Nouveaux traitements, nouveaux défis :
vers une médecine collaborative ?
Malgré le mouvement perpétuel des découvertes scientifiques, deux maladies sur trois n’ont toujours pas de solution. Accéder à la connaissance médicale est un défi collectif et international, aux frontières sans cesse redéfinies.
60 ans… en avant !
L’humanité a connu plus d’avancées thérapeutiques ces soixante dernières années qu’au cours de toute son histoire.
Une nouvelle ressource : remonter à la source
La médecine évolue vers une approche ciblée, qui remonte à la cause pour frapper « au cœur du mal », au niveau moléculaire, plutôt que de traiter seulement les symptômes.
Du vivant à la technologie, en parfaite symbiose
Avec l’approfondissement de la connaissance du génome, la chimie devient complémentaire de techniques utilisant les ressources du vivant (tissus, cellules, protéines, gènes) : c’est la biotechnologie. Ces techniques permettent d’agir en fonction des caractéristiques individuelles à travers des applications multiples. Toutes ces techniques et compétences se regroupent en plateformes multidisciplinaires destinées à accélérer les progrès.
Connexions entre public et privé : sur la même longueur d’ondes
Parvenir à compresser les coûts de cette évolution passe par la mutualisation des connaissances et une coordination optimale des savoir-faire. Dans ce but, la France mise particulièrement sur la multiplication des coopérations public-privé pour faciliter les échanges entre recherche fondamentale et recherche clinique.

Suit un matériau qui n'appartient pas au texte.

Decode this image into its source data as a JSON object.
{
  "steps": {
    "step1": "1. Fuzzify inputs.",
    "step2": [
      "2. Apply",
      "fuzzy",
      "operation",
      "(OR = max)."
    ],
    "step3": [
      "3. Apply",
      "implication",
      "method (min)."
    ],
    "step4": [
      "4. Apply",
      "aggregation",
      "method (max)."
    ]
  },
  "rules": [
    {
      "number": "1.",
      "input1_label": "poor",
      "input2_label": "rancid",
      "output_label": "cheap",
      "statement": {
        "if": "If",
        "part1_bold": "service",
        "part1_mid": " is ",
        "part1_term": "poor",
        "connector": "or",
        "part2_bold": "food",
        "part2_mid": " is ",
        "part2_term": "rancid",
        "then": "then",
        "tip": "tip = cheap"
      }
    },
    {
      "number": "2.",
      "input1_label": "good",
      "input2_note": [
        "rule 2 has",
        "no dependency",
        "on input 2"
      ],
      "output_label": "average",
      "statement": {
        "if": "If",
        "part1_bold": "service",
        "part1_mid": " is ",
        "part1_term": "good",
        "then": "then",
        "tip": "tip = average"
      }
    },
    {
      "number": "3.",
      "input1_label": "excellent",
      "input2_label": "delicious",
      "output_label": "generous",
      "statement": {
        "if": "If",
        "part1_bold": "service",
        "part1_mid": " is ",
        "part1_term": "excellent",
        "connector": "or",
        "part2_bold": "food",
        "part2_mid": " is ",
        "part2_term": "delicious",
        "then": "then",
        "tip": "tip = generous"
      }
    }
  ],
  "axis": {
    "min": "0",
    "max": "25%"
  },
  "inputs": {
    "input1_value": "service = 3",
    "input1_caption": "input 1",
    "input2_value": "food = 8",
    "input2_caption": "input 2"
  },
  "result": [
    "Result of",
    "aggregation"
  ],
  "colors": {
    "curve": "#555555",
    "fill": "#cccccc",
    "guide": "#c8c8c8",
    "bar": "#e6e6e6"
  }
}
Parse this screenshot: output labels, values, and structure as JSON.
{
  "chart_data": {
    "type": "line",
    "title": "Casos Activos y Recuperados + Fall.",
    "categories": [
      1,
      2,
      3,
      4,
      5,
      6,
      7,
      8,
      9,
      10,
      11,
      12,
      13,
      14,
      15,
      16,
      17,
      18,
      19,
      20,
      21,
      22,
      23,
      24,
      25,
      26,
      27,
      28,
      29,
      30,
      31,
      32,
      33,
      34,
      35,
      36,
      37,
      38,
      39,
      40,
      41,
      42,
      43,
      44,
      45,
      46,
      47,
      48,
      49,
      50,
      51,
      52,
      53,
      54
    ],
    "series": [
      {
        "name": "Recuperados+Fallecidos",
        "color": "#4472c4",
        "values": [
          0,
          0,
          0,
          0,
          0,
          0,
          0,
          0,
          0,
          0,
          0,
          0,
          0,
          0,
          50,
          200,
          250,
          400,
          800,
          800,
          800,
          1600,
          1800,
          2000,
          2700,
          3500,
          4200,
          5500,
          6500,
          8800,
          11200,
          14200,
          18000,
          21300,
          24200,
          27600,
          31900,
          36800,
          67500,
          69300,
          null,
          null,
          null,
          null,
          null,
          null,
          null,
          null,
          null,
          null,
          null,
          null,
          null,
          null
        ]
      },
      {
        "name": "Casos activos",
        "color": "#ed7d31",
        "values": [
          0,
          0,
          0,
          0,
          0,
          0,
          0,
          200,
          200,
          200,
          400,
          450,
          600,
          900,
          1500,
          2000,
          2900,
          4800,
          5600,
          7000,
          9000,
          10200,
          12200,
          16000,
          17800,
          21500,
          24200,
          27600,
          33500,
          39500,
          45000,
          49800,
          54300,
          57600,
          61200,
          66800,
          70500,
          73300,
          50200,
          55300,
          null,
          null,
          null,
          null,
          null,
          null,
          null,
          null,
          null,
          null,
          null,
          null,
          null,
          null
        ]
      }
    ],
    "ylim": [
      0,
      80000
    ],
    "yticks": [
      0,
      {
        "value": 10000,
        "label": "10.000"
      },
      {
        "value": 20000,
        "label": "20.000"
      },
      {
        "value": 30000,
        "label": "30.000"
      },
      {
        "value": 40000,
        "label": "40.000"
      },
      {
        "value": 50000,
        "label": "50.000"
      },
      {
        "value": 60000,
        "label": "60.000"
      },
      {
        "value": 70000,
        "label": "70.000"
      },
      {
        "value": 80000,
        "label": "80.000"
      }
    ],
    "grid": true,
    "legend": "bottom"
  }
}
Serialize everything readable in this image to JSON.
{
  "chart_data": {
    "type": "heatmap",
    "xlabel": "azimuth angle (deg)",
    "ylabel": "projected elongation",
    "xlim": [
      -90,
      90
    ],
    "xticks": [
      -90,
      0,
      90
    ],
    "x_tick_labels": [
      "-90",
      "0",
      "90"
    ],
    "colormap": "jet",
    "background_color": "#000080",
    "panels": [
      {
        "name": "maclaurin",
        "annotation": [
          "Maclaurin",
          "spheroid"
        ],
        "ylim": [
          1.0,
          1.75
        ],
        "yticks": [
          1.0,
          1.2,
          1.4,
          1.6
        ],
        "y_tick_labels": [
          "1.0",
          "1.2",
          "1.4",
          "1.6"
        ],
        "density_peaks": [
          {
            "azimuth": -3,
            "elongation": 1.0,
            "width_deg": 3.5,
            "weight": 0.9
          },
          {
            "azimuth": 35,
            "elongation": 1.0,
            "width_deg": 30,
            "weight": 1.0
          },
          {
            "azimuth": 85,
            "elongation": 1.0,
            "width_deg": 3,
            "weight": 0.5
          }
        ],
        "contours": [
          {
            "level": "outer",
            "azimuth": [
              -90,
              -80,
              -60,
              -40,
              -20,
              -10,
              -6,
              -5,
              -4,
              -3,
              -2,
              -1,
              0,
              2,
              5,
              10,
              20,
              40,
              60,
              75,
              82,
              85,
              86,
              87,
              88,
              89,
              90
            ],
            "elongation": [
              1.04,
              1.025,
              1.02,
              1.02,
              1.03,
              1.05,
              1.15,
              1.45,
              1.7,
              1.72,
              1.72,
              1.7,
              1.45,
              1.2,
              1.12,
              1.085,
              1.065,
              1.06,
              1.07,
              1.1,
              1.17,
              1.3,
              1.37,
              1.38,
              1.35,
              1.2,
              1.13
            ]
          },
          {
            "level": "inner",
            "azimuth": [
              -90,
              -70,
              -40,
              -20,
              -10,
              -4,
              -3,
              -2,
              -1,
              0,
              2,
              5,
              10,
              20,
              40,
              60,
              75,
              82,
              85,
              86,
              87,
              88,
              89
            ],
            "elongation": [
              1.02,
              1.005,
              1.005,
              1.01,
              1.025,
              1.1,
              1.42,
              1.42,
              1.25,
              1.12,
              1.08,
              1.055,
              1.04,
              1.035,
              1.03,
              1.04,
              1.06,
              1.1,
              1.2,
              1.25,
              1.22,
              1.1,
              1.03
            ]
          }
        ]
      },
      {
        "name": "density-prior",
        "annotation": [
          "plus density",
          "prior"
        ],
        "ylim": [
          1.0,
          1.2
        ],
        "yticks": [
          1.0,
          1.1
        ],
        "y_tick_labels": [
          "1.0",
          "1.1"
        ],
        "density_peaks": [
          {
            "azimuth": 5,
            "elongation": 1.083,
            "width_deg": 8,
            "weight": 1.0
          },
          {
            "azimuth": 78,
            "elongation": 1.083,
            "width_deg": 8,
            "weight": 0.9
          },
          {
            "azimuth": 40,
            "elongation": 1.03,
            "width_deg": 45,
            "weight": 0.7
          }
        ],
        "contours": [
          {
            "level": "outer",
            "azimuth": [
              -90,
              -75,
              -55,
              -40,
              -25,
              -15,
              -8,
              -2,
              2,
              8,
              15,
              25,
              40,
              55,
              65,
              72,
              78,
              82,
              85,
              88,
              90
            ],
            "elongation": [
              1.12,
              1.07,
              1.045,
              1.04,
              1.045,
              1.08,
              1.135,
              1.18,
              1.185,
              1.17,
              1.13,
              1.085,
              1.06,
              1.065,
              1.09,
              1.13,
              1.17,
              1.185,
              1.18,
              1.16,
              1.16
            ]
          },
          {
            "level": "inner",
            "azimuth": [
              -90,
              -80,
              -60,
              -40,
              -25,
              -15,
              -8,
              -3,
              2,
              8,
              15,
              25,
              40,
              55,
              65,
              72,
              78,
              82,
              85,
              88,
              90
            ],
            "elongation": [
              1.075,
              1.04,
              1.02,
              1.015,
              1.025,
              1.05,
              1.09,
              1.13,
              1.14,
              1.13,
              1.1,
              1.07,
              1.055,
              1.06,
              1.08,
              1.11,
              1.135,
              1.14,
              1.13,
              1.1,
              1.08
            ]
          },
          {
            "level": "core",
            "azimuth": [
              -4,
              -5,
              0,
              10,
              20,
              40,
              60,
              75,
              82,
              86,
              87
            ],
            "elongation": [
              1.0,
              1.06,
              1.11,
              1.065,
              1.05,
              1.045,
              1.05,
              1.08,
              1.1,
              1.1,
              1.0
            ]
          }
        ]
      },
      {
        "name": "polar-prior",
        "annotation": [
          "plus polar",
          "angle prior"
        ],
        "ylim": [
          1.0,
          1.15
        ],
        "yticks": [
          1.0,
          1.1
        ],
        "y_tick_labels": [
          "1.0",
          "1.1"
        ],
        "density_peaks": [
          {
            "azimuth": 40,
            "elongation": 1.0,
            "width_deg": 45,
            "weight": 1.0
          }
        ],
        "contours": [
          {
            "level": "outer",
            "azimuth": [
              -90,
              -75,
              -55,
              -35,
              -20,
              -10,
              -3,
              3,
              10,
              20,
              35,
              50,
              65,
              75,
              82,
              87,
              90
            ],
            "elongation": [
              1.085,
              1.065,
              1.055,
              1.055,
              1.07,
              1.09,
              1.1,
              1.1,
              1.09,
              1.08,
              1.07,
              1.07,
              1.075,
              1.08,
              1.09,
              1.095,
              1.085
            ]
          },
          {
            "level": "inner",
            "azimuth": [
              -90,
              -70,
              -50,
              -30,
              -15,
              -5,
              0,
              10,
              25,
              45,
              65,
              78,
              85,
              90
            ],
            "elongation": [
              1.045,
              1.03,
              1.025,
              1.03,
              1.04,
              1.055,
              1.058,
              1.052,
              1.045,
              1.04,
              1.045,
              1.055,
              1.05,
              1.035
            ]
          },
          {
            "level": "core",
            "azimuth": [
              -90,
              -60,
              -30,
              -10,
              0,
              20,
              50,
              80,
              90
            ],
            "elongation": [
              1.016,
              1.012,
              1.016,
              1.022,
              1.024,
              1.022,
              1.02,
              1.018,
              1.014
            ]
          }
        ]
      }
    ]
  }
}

L’Europe est très attentive au développement des biobanques. Les biobanques facilitent l’accès à des échantillons biologiques d’origine humaine, microbienne, végétale ou animale (prélèvements sanguins, tissus, cellules, ADN…).
Le point de vue des Entreprises
du Médicament
- Les industries du médicament sont, de toutes les industries, celles qui investissent le plus dans l’avenir en France : 12,4% du chiffre d’affaires investi en R&D en 2007, contre seulement 3,9% pour l’automobile, supérieur en valeur absolue à celui de l’aéronautique et du spatial.
- Pourtant, le spatial, par exemple est financé à 31% sur les fonds publics, contre 1% pour le secteur du médicament.
- Dans une situation de concurrence internationale exacerbée, y compris pour les domaines d’expertise de la France (main d’œuvre, qualification, organisation…), les écarts avec les pays émergents se resserrent.
- Aujourd’hui fondée essentiellement sur des critères économiques, la hiérarchie entre États se fera demain autour du champ des connaissances.
- À terme, la sauvegarde de notre indépendance stratégique nationale passe donc par l’innovation, elle-même fruit de nouvelles connaissances fondamentales.